Vanguard Group is the second-largest investment firm in the world, after BlackRock. As of 2021, Vanguard has over $7.5 trillion in assets under management, which is second to BlackRock’s $9.01 trillion AUM.
Headquartered in Pennsylvania - Vanguard was founded by Jack Bogle. He died in January of 2019 with a personal fortune valued at $80 million. The New York Times says “he regularly gave half his salary to charities.”
Today, the Chairman and CEO of Vanguard is Mortimer J. Buckley. His LinkedIn profile says he’s been with Vanguard over 31 years and as CEO, gets an annual salary of $700,000.
There are no surprises found when I searched Buckley or Vanguard. Unless you are an investment geek, both appear “squeaky clean” and pretty dry and dull.
According to the timing of the transactions, Vanguard increased their shares in Twitter up to 10.29% back in March, before Musk bought his 9% stake in early April. Today, hours after Musk initiated his takeover offer, we just found this out.
That is an interesting coincidence.
Or did Musk fail to disclose his Twitter stock accumulations back in March?
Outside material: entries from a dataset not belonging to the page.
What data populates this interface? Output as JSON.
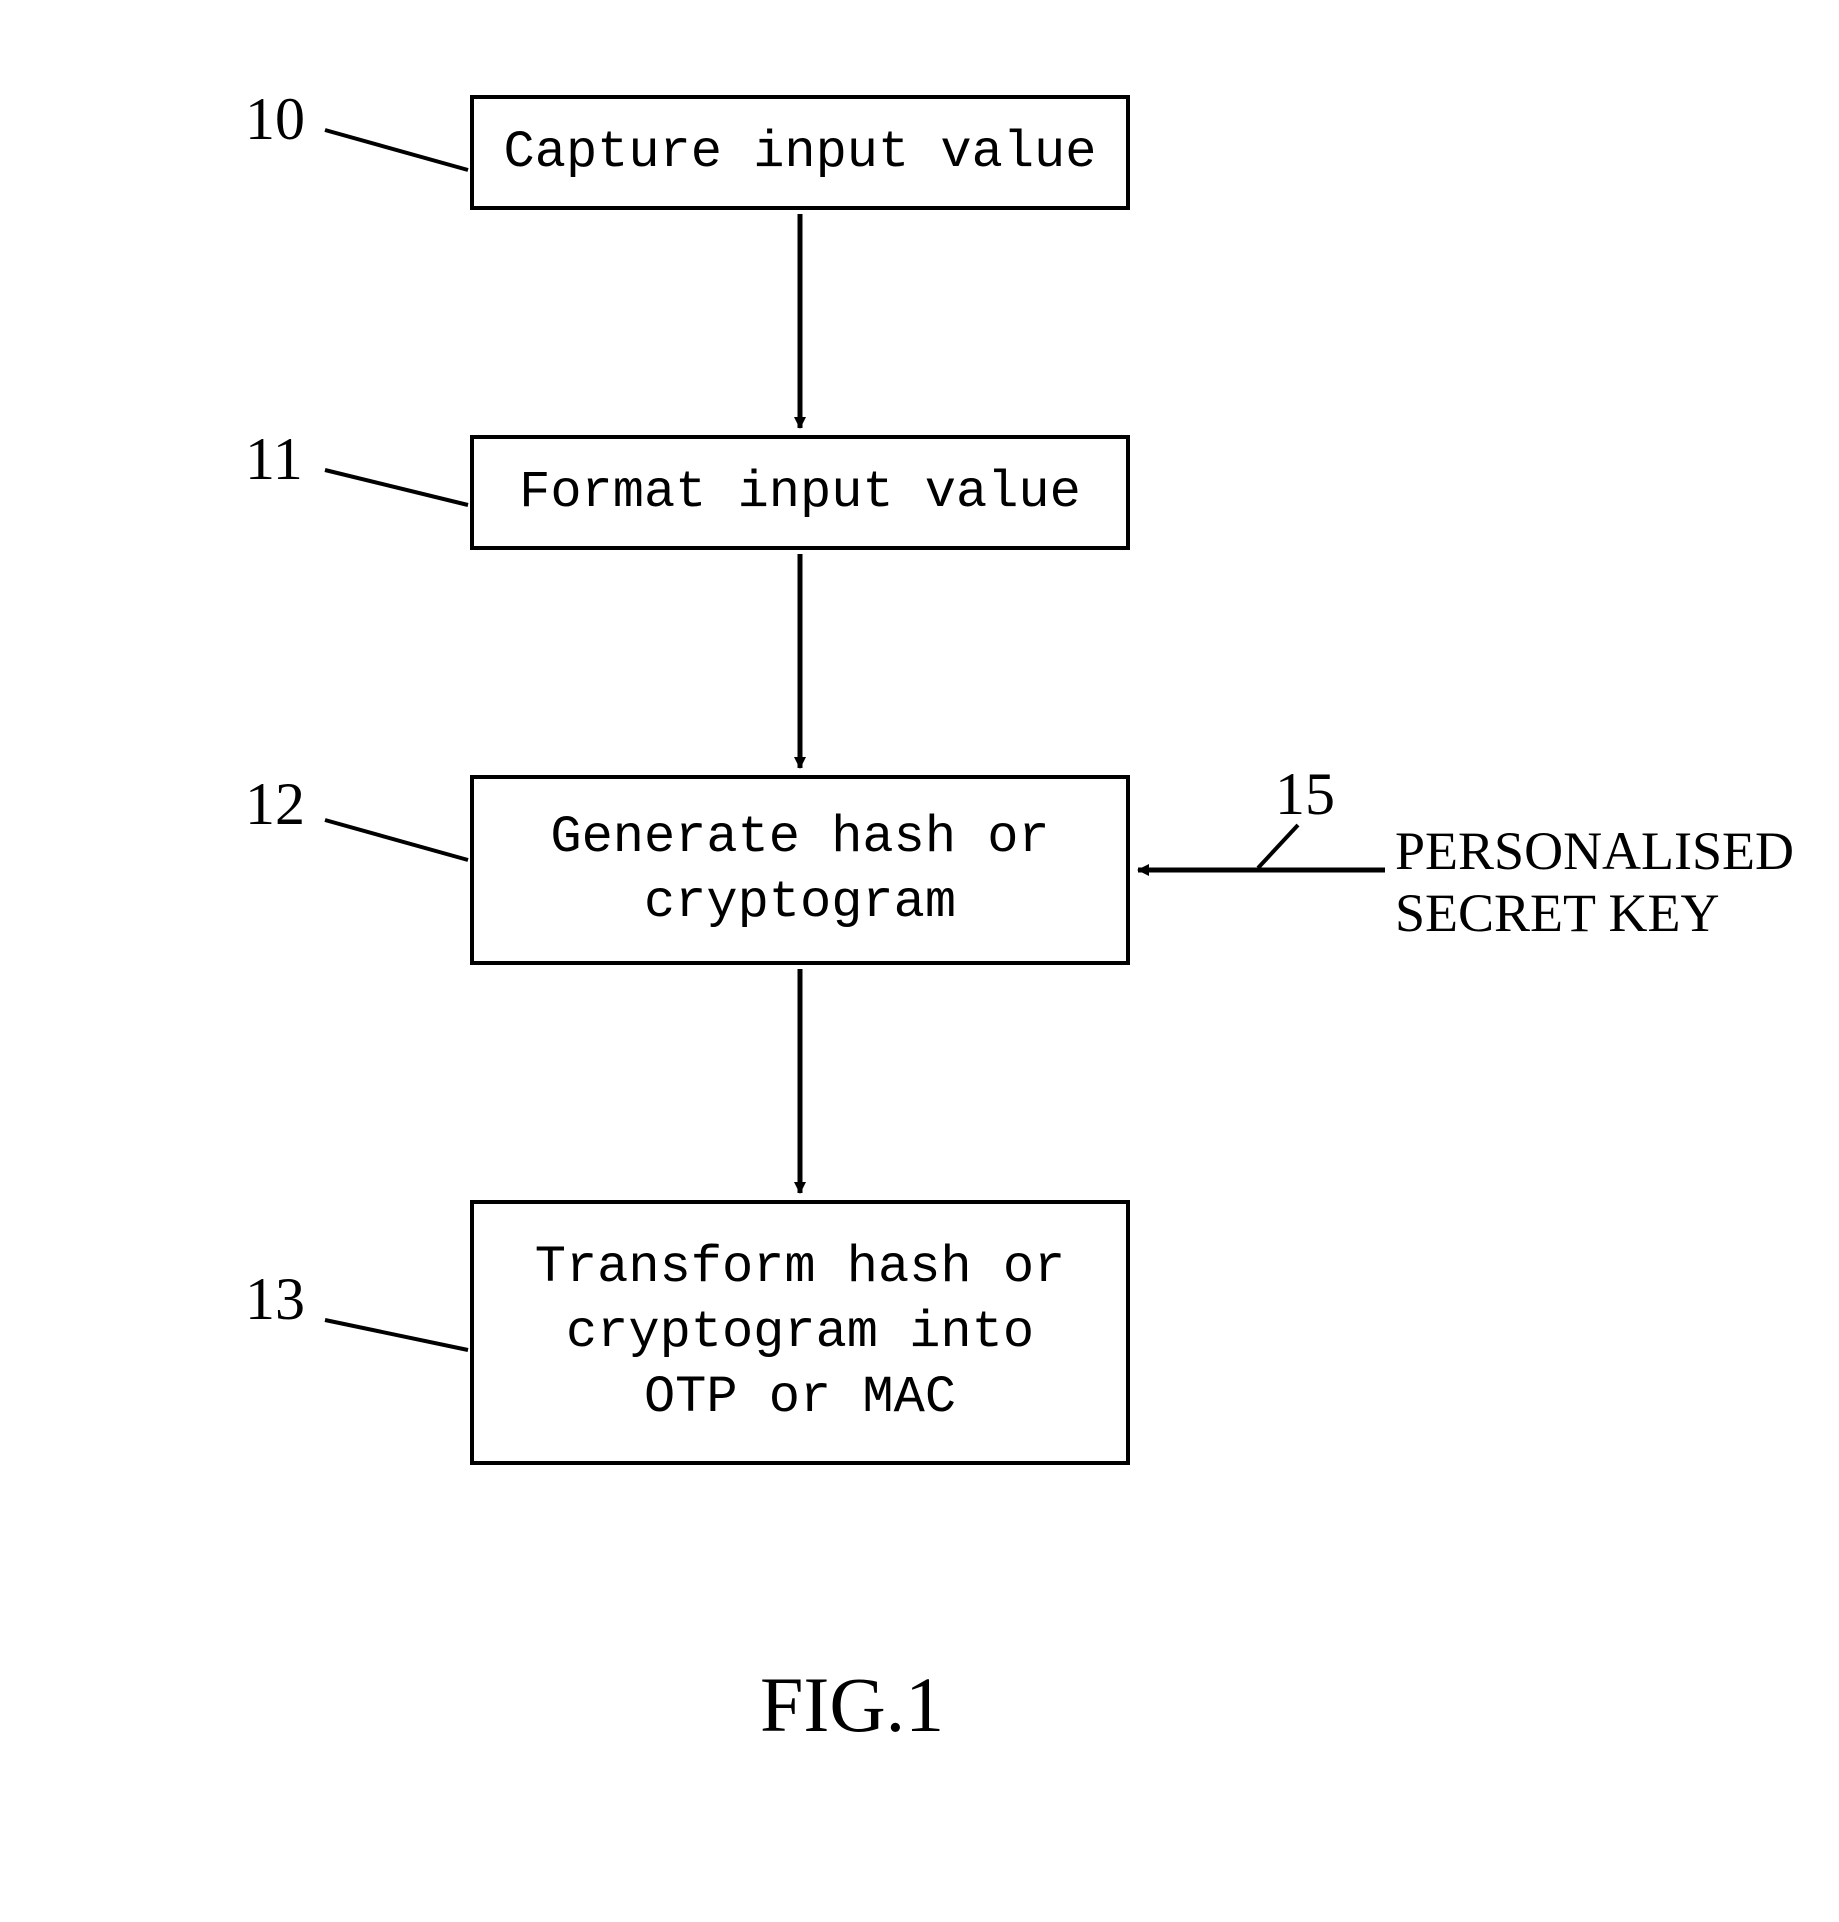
{
  "boxes": {
    "b10": {
      "ref": "10",
      "text": "Capture input value"
    },
    "b11": {
      "ref": "11",
      "text": "Format input value"
    },
    "b12": {
      "ref": "12",
      "text": "Generate hash or\ncryptogram"
    },
    "b13": {
      "ref": "13",
      "text": "Transform hash or\ncryptogram into\nOTP or MAC"
    }
  },
  "side_input": {
    "ref": "15",
    "text": "PERSONALISED\nSECRET KEY"
  },
  "figure_caption": "FIG.1"
}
A class-action lawsuit alleges Musk violated a regulatory deadline to reveal he had accumulated a stake of at least 5%. The lawsuit contends Musk reached a 5% stake in Twitter by March 14.
Many free speech advocates and conservatives are rooting for Musk to take over Twitter, while progressives are unhinged about the possibility.
News Detectives will continue to follow this story closely.
Hey Matthew, Outstanding analysis, as usual! You are spot on with the tug-of-war now taking place. It is rumored that some of the major stockholders in Vanguard are in the picture I sent you recently. The drama is palpable!